In the world of AWS, your server is referred to as an EC2 instance and it is uniquely identified by a “instance-id”, a unique alpha numeric identifier that you can use to reference your server. Your instance id can be used in all kinds of ways including:

  • log files
  • database records
  • security analysis

In my case I’m using AWS to crawl different websites and one of the things I’m encountering is that it is very, very hard to know what AWS instance ty;e is the best value. Specifically do I optimize for more memory, more CPU, more disk and so on. One thing you can do is push your instance id right down to the unit of work. In my case that’s a database transaction so I can do things like this:

select instance_id, count(*) from page2016_q3s where instance_id is not null group by instance_id;
+---------------------+----------+
| instance_id         | count(*) |
+---------------------+----------+
| i-03ce34f1b92a3c72b |     1514 |
| i-045b17850658399ae |     1698 |
| i-0715d32f41c06b98f |     1731 |
+---------------------+----------+

So if these 3 different instance types, and they were all started at the same time, I can see that, well, they’re all doing roughly the same amount of work so maybe the instance type doesn’t matter all that much and I should just buy the cheapest.

Here’s how you fetch the instance id – and its brilliantly simple – you can just use wget or curl. Here’s an example:

curl http://169.254.169.254/latest/meta-data/instance-id

And that will return back a chunk of information which is just the instance id. Want your region instead then just use:

curl http://169.254.169.254/latest/meta-data/placement/availability-zone

And if you’re looking to understand what’s available then just call:

curl http://169.254.169.254/latest/meta-data/

And you can walk down each of the options one by one looking at what’s available.
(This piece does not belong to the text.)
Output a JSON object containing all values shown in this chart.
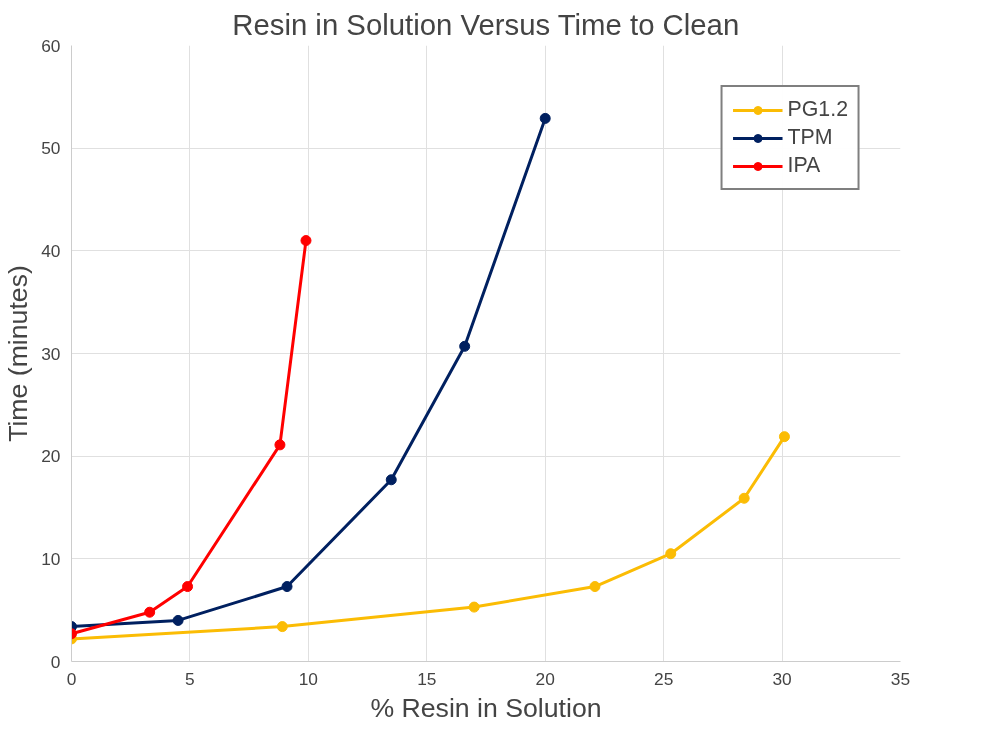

Here’s a ruby implementation of how to get this info and cache it for faster retrieval. This is in our common module which is a generic set of class methods we use all over the place.

def self.instance_id
  #
  # abend unless we're in production mode
  #
  return "" unless Rails.env.production?

  #
  # pull from cache
  #
  cache_key = "#{Common.ip_address}|instance_id"
  cache = Common.get_mem_cache
  instance_id = cache.read(cache_key)
  return instance_id unless instance_id.nil?
  
  #
  # fetch from metadata service, cache and return
  #
  begin
    agent = Mechanize.new
    url = "http://169.254.169.254/latest/meta-data/instance-id"
    page = agent.get(url)
    instance_id = page.body

    #
    # Now cache it
    #
    cache.write(cache_key, instance_id)

    return instance_id
  rescue StandardError => e
    puts "Hit error: #{e}"
  end
end

The Common.ip_address technique can be found on stack overflow.